Just from skimming some of the relevant docs (not having written a
driver for Apache Ignite before), some thoughts:
* It does indeed look like there is enough info, both as documentation
and example code, to write codecs and drivers for Ignite
* The formats and protocols look rather baroque, with significant
historical baggage -- it's going to take quite a bit of work to get
a fully compliant driver, though it does look like a smaller subset
could be built to match just a particular need
* There is a strong Java flavor to everything; there is some impedance
mismatch with Raku (such as the Char array
<https://ignite.apache.org/docs/latest/binary-client-protocol/data-format#char-array>
type, which is an array of UTF-16 code units that doesn't
necessarily contain valid decodeable text)

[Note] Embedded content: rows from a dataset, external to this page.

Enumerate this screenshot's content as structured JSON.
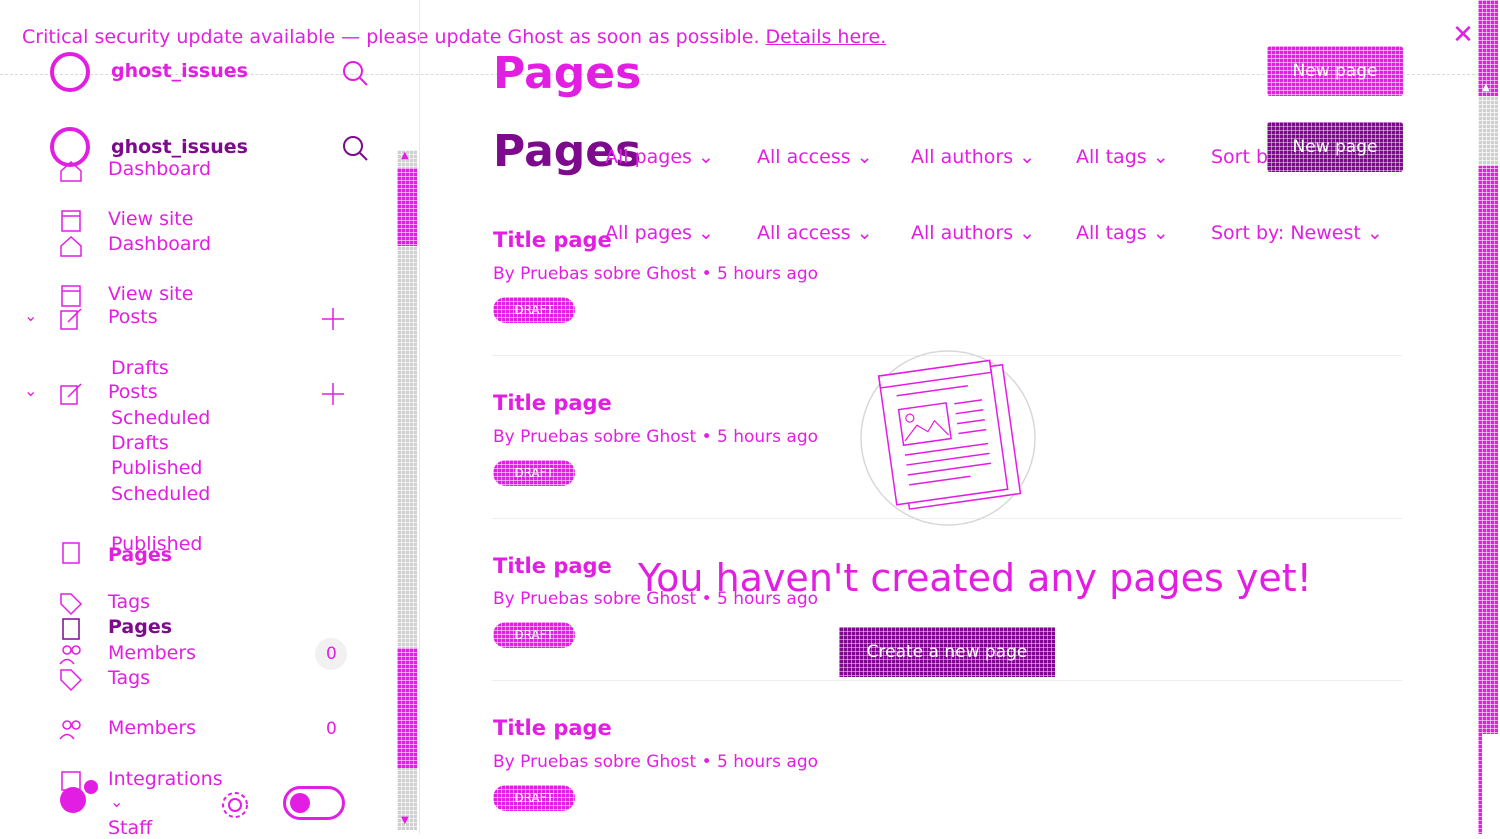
{
  "banner": {
    "message": "Critical security update available — please update Ghost as soon as possible.",
    "link_label": "Details here."
  },
  "sidebar": {
    "site_name": "ghost_issues",
    "nav_ghost": [
      "Dashboard",
      "View site",
      "Posts",
      "Drafts"
    ],
    "nav": {
      "dashboard": "Dashboard",
      "view_site": "View site",
      "posts": "Posts",
      "drafts": "Drafts",
      "scheduled": "Scheduled",
      "published": "Published",
      "pages": "Pages",
      "tags": "Tags",
      "members": "Members",
      "members_count": "0",
      "integrations": "Integrations",
      "staff": "Staff"
    },
    "ghost_extra": {
      "drafts": "Drafts",
      "scheduled": "Scheduled",
      "published": "Published",
      "pages": "Pages",
      "tags": "Tags",
      "members": "Members",
      "members_count": "0"
    }
  },
  "main": {
    "title": "Pages",
    "new_button": "New page",
    "filters": [
      "All pages",
      "All access",
      "All authors",
      "All tags",
      "Sort by: Newest"
    ],
    "ghost_filters": [
      "All pages",
      "All access",
      "All authors",
      "All tags",
      "Sort b"
    ],
    "rows": [
      {
        "title": "Title page",
        "meta": "By Pruebas sobre Ghost • 5 hours ago",
        "badge": "DRAFT"
      },
      {
        "title": "Title page",
        "meta": "By Pruebas sobre Ghost • 5 hours ago",
        "badge": "DRAFT"
      },
      {
        "title": "Title page",
        "meta": "By Pruebas sobre Ghost • 5 hours ago",
        "badge": "DRAFT"
      },
      {
        "title": "Title page",
        "meta": "By Pruebas sobre Ghost • 5 hours ago",
        "badge": "DRAFT"
      }
    ],
    "empty_state": {
      "message": "You haven't created any pages yet!",
      "button": "Create a new page"
    }
  },
  "colors": {
    "accent": "#e31ee3",
    "accent_dark": "#7d0a8d",
    "background": "#ffffff"
  }
}
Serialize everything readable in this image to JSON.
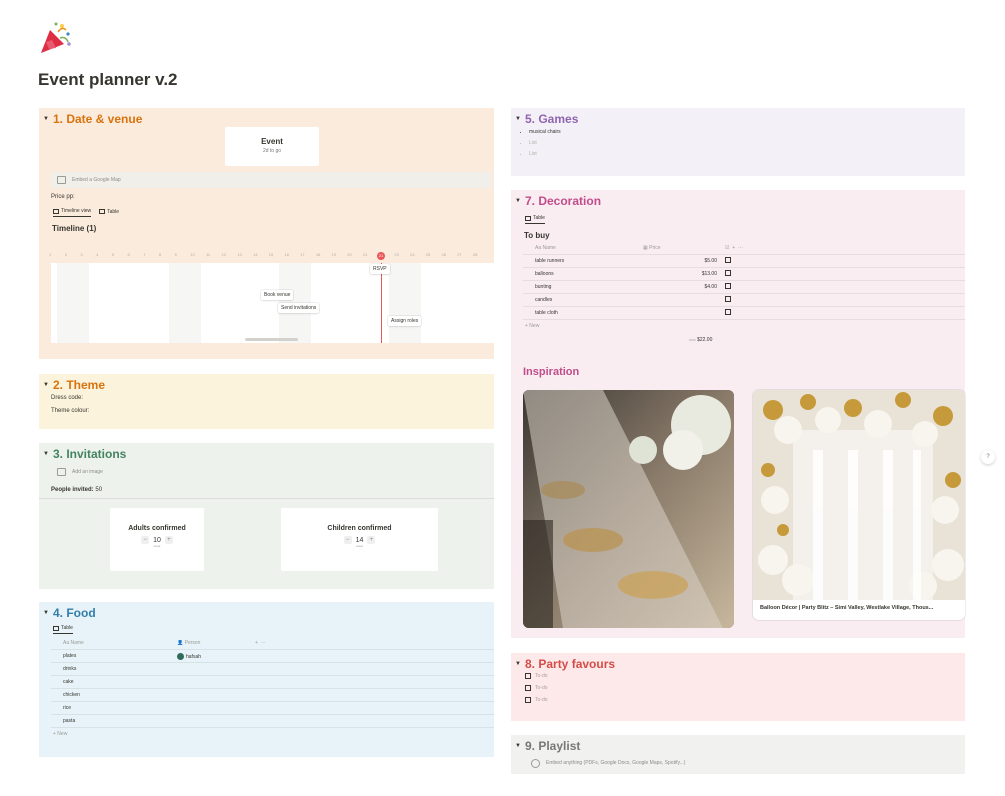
{
  "page": {
    "icon": "party-popper-icon",
    "title": "Event planner v.2"
  },
  "s1": {
    "title": "1. Date & venue",
    "card_title": "Event",
    "card_sub": "2d to go",
    "embed_label": "Embed a Google Map",
    "price_label": "Price pp:",
    "tab_timeline": "Timeline view",
    "tab_table": "Table",
    "timeline_title": "Timeline (1)",
    "days": [
      "1",
      "2",
      "3",
      "4",
      "5",
      "6",
      "7",
      "8",
      "9",
      "10",
      "11",
      "12",
      "13",
      "14",
      "15",
      "16",
      "17",
      "18",
      "19",
      "20",
      "21",
      "22",
      "23",
      "24",
      "25",
      "26",
      "27",
      "28"
    ],
    "today": "21",
    "items": {
      "rsvp": "RSVP",
      "book": "Book venue",
      "send": "Send invitations",
      "assign": "Assign roles"
    }
  },
  "s2": {
    "title": "2. Theme",
    "dress": "Dress code:",
    "colour": "Theme colour:"
  },
  "s3": {
    "title": "3. Invitations",
    "add_image": "Add an image",
    "people_label": "People invited:",
    "people_value": "50",
    "adults_title": "Adults confirmed",
    "adults_value": "10",
    "children_title": "Children confirmed",
    "children_value": "14",
    "reset": "reset"
  },
  "s4": {
    "title": "4. Food",
    "tab_table": "Table",
    "col_name": "Aa Name",
    "col_person": "Person",
    "person": "hafsah",
    "rows": [
      "plates",
      "drinks",
      "cake",
      "chicken",
      "rice",
      "pasta"
    ],
    "new": "+ New"
  },
  "s5": {
    "title": "5. Games",
    "items": [
      "musical chairs",
      "List",
      "List"
    ]
  },
  "s7": {
    "title": "7. Decoration",
    "tab_table": "Table",
    "table_title": "To buy",
    "col_name": "Aa Name",
    "col_price": "Price",
    "rows": [
      {
        "name": "table runners",
        "price": "$5.00"
      },
      {
        "name": "balloons",
        "price": "$13.00"
      },
      {
        "name": "bunting",
        "price": "$4.00"
      },
      {
        "name": "candles",
        "price": ""
      },
      {
        "name": "table cloth",
        "price": ""
      }
    ],
    "new": "+ New",
    "sum_label": "SUM",
    "sum_value": "$22.00",
    "inspiration": "Inspiration",
    "caption": "Balloon Décor | Party Blitz – Simi Valley, Westlake Village, Thous..."
  },
  "s8": {
    "title": "8. Party favours",
    "todos": [
      "To-do",
      "To-do",
      "To-do"
    ]
  },
  "s9": {
    "title": "9. Playlist",
    "embed": "Embed anything (PDFs, Google Docs, Google Maps, Spotify...)"
  },
  "help": "?"
}
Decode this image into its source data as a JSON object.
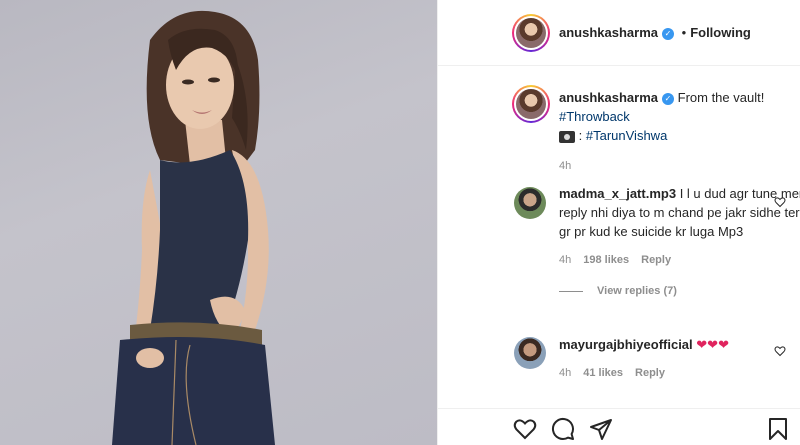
{
  "header": {
    "username": "anushkasharma",
    "separator": "•",
    "follow_status": "Following"
  },
  "caption": {
    "username": "anushkasharma",
    "text": "From the vault!",
    "hashtag": "#Throwback",
    "camera_prefix": ":",
    "credit": "#TarunVishwa",
    "time": "4h"
  },
  "comments": [
    {
      "username": "madma_x_jatt.mp3",
      "text": "I l u dud agr tune mera reply nhi diya to m chand pe jakr sidhe tere gr pr kud ke suicide kr luga Mp3",
      "time": "4h",
      "likes": "198 likes",
      "reply": "Reply",
      "view_replies": "View replies (7)"
    },
    {
      "username": "mayurgajbhiyeofficial",
      "text": "❤❤❤",
      "time": "4h",
      "likes": "41 likes",
      "reply": "Reply"
    }
  ],
  "colors": {
    "verified": "#3897f0",
    "hashtag": "#00376b",
    "heart_emoji": "#e0245e"
  },
  "icons": [
    "verified-badge-icon",
    "camera-emoji-icon",
    "heart-icon",
    "comment-icon",
    "share-icon",
    "bookmark-icon"
  ]
}
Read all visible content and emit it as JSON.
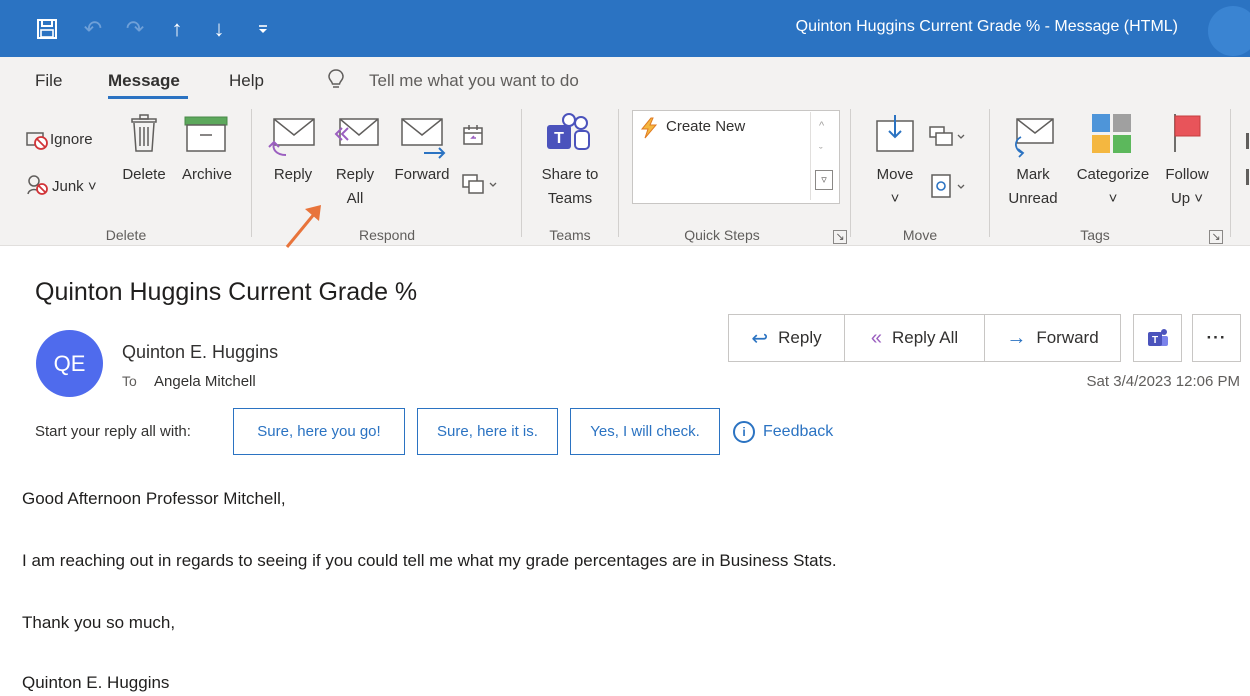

* There seems to be a contention in the design between desire to
support a schema-less/plain-data mode and a schema/object mode; Raku
easily has the metaobject protocol chops to make the latter possible
without invoking truly deep magic, but it does require somewhat more
advanced knowledge to write
So in short: It looks doable, but quite a fair chunk of work depending
on how complete you need it to be, and some decisions need to be made
about how pedantically to support their Java-flavored APIs.
On 1/3/22 7:39 PM, Piper H wrote:
Glad to hear these suggestions, @Geoffery.
I also have a question, this product has a clear binary protocol, do
you know how to port it to perl or perl6?
https://ignite.apache.org/docs/latest/binary-client-protocol/binary-client-protocol
I was using their python/ruby clients, but there is not a perl version.
Thanks.
Piper
On Tue, Jan 4, 2022 at 11:15 AM Geoffrey Broadwell <g...@sonic.net
<mailto:g...@sonic.net>> wrote:
I love doing binary codecs for Raku[1]! How you approach this
really depends on what formats and protocols you want to create
Raku modules for.
The first thing you need to be able to do is test if your codec is
correct. It is notoriously easy to make a tiny mistake in a
protocol implementation and (especially for binary protocols) miss
it entirely because it only happens in certain edge cases.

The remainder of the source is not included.